Concernant les médicaments d'utilisation importante, notamment en service de réanimation, je rappelle quelle est notre stratégie. D'abord, il s'agit de disposer d'une vision exhaustive de tous les stocks des principales molécules nécessaires aux malades en réanimation : ceux qui sont disponibles auprès des entreprises pharmaceutiques, qui sont tenues par la législation française d'avoir sur le territoire français des stocks conséquents de molécules d'intérêt thérapeutique majeur, ceux qui existent chez les grossistes répartiteurs, et ceux qui sont conservés dans les pharmacies internes des établissements hospitaliers publics et privés. C'est un travail qui est mené de front à la fois par la cellule de crise du ministère des solidarités et de la santé et par les ARS.
Ensuite, nous mettons en oeuvre une orientation générale des médicaments à visée réanimatoire vers les régions qui font face à la vague épidémique, notamment le Grand Est, l'Île-de-France et la Bourgogne-Franche-Comté. Au sein des régions, la répartition est laissée au soin des industriels parce que leur logistique est parfaitement opérationnelle. Enfin, au sein des ARS, des agents sont chargés d'appeler chaque hôpital pour connaître ses besoins prévisionnels à J+1, J+5, J+10, et une cellule de veille et d'alerte peut être contactée par tous les établissements qui, sur le point de manquer de médicaments, ont besoin d'être réapprovisionnés en urgence en quelques heures.

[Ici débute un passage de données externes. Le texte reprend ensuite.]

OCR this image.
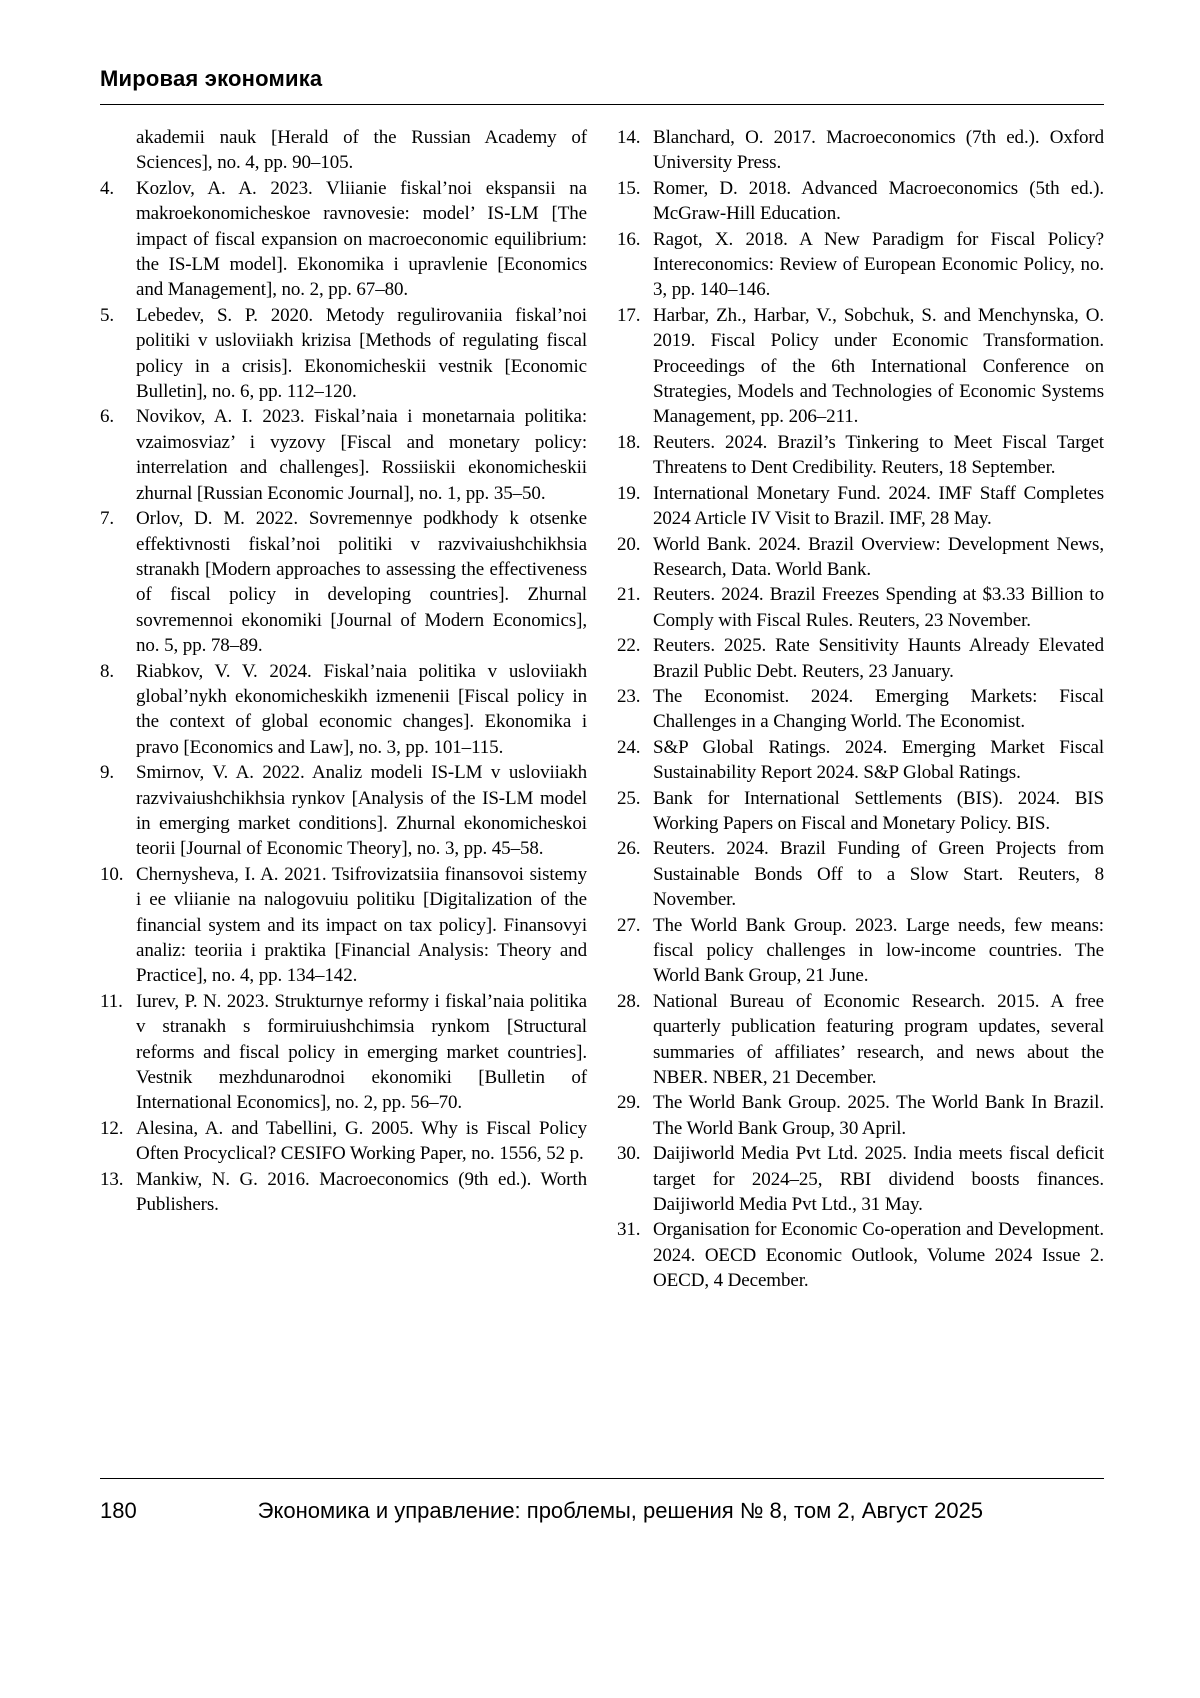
Мировая экономика
akademii nauk [Herald of the Russian Academy of Sciences], no. 4, pp. 90–105.
4. Kozlov, A. A. 2023. Vliianie fiskal’noi ekspansii na makroekonomicheskoe ravnovesie: model’ IS-LM [The impact of fiscal expansion on macroeconomic equilibrium: the IS-LM model]. Ekonomika i upravlenie [Economics and Management], no. 2, pp. 67–80.
5. Lebedev, S. P. 2020. Metody regulirovaniia fiskal’noi politiki v usloviiakh krizisa [Methods of regulating fiscal policy in a crisis]. Ekonomicheskii vestnik [Economic Bulletin], no. 6, pp. 112–120.
6. Novikov, A. I. 2023. Fiskal’naia i monetarnaia politika: vzaimosviaz’ i vyzovy [Fiscal and monetary policy: interrelation and challenges]. Rossiiskii ekonomicheskii zhurnal [Russian Economic Journal], no. 1, pp. 35–50.
7. Orlov, D. M. 2022. Sovremennye podkhody k otsenke effektivnosti fiskal’noi politiki v razvivaiushchikhsia stranakh [Modern approaches to assessing the effectiveness of fiscal policy in developing countries]. Zhurnal sovremennoi ekonomiki [Journal of Modern Economics], no. 5, pp. 78–89.
8. Riabkov, V. V. 2024. Fiskal’naia politika v usloviiakh global’nykh ekonomicheskikh izmenenii [Fiscal policy in the context of global economic changes]. Ekonomika i pravo [Economics and Law], no. 3, pp. 101–115.
9. Smirnov, V. A. 2022. Analiz modeli IS-LM v usloviiakh razvivaiushchikhsia rynkov [Analysis of the IS-LM model in emerging market conditions]. Zhurnal ekonomicheskoi teorii [Journal of Economic Theory], no. 3, pp. 45–58.
10. Chernysheva, I. A. 2021. Tsifrovizatsiia finansovoi sistemy i ee vliianie na nalogovuiu politiku [Digitalization of the financial system and its impact on tax policy]. Finansovyi analiz: teoriia i praktika [Financial Analysis: Theory and Practice], no. 4, pp. 134–142.
11. Iurev, P. N. 2023. Strukturnye reformy i fiskal’naia politika v stranakh s formiruiushchimsia rynkom [Structural reforms and fiscal policy in emerging market countries]. Vestnik mezhdunarodnoi ekonomiki [Bulletin of International Economics], no. 2, pp. 56–70.
12. Alesina, A. and Tabellini, G. 2005. Why is Fiscal Policy Often Procyclical? CESIFO Working Paper, no. 1556, 52 p.
13. Mankiw, N. G. 2016. Macroeconomics (9th ed.). Worth Publishers.
14. Blanchard, O. 2017. Macroeconomics (7th ed.). Oxford University Press.
15. Romer, D. 2018. Advanced Macroeconomics (5th ed.). McGraw-Hill Education.
16. Ragot, X. 2018. A New Paradigm for Fiscal Policy? Intereconomics: Review of European Economic Policy, no. 3, pp. 140–146.
17. Harbar, Zh., Harbar, V., Sobchuk, S. and Menchynska, O. 2019. Fiscal Policy under Economic Transformation. Proceedings of the 6th International Conference on Strategies, Models and Technologies of Economic Systems Management, pp. 206–211.
18. Reuters. 2024. Brazil’s Tinkering to Meet Fiscal Target Threatens to Dent Credibility. Reuters, 18 September.
19. International Monetary Fund. 2024. IMF Staff Completes 2024 Article IV Visit to Brazil. IMF, 28 May.
20. World Bank. 2024. Brazil Overview: Development News, Research, Data. World Bank.
21. Reuters. 2024. Brazil Freezes Spending at $3.33 Billion to Comply with Fiscal Rules. Reuters, 23 November.
22. Reuters. 2025. Rate Sensitivity Haunts Already Elevated Brazil Public Debt. Reuters, 23 January.
23. The Economist. 2024. Emerging Markets: Fiscal Challenges in a Changing World. The Economist.
24. S&P Global Ratings. 2024. Emerging Market Fiscal Sustainability Report 2024. S&P Global Ratings.
25. Bank for International Settlements (BIS). 2024. BIS Working Papers on Fiscal and Monetary Policy. BIS.
26. Reuters. 2024. Brazil Funding of Green Projects from Sustainable Bonds Off to a Slow Start. Reuters, 8 November.
27. The World Bank Group. 2023. Large needs, few means: fiscal policy challenges in low-income countries. The World Bank Group, 21 June.
28. National Bureau of Economic Research. 2015. A free quarterly publication featuring program updates, several summaries of affiliates’ research, and news about the NBER. NBER, 21 December.
29. The World Bank Group. 2025. The World Bank In Brazil. The World Bank Group, 30 April.
30. Daijiworld Media Pvt Ltd. 2025. India meets fiscal deficit target for 2024–25, RBI dividend boosts finances. Daijiworld Media Pvt Ltd., 31 May.
31. Organisation for Economic Co-operation and Development. 2024. OECD Economic Outlook, Volume 2024 Issue 2. OECD, 4 December.
180	Экономика и управление: проблемы, решения № 8, том 2, Август 2025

Parallèlement à cette organisation, et pour faire face à l'explosion de la demande et de la consommation de médicaments à visée réanimatoire, l'autre volet de notre action consiste à activer toutes les chaînes de production française, mais également à rechercher toutes les voies d'approvisionnement à l'étranger, auprès des principaux laboratoires pharmaceutiques qui fabriquent et commercialisent de tels médicaments.
Joachim Son-Forget m'interrogeait sur la thérapeutique de l'hydroxychloroquine : un décret a été pris qui permet son utilisation dans des conditions certes très strictes et très encadrées, mais qui correspondent aux recommandations de toutes les sociétés savantes avec lesquelles le Haut Conseil de la santé publique s'est concerté. En outre, plusieurs études cliniques sont en cours sur le territoire national, et une grande étude multicentrique européenne, intitulée Discovery, teste actuellement cinq branches thérapeutiques, c'est-à-dire non seulement l'hydroxychloroquine mais également d'autres molécules antivirales comme le remdésivir. Plusieurs centaines de patients sont déjà inclus, et j'attends des résultats intermédiaires de cette étude dans les prochains jours. Une étude a également commencé pour tester la combinaison hydroxychloroquine-azithromycine versus hydroxychloroquine seule ; une autre a été entamée à Montpellier sur des malades peu sévères, en soins ambulatoires, avant tout signe d'aggravation, pour observer si ce type de molécules est susceptible de préserver l'état de santé des patients. D'autres études sont à venir.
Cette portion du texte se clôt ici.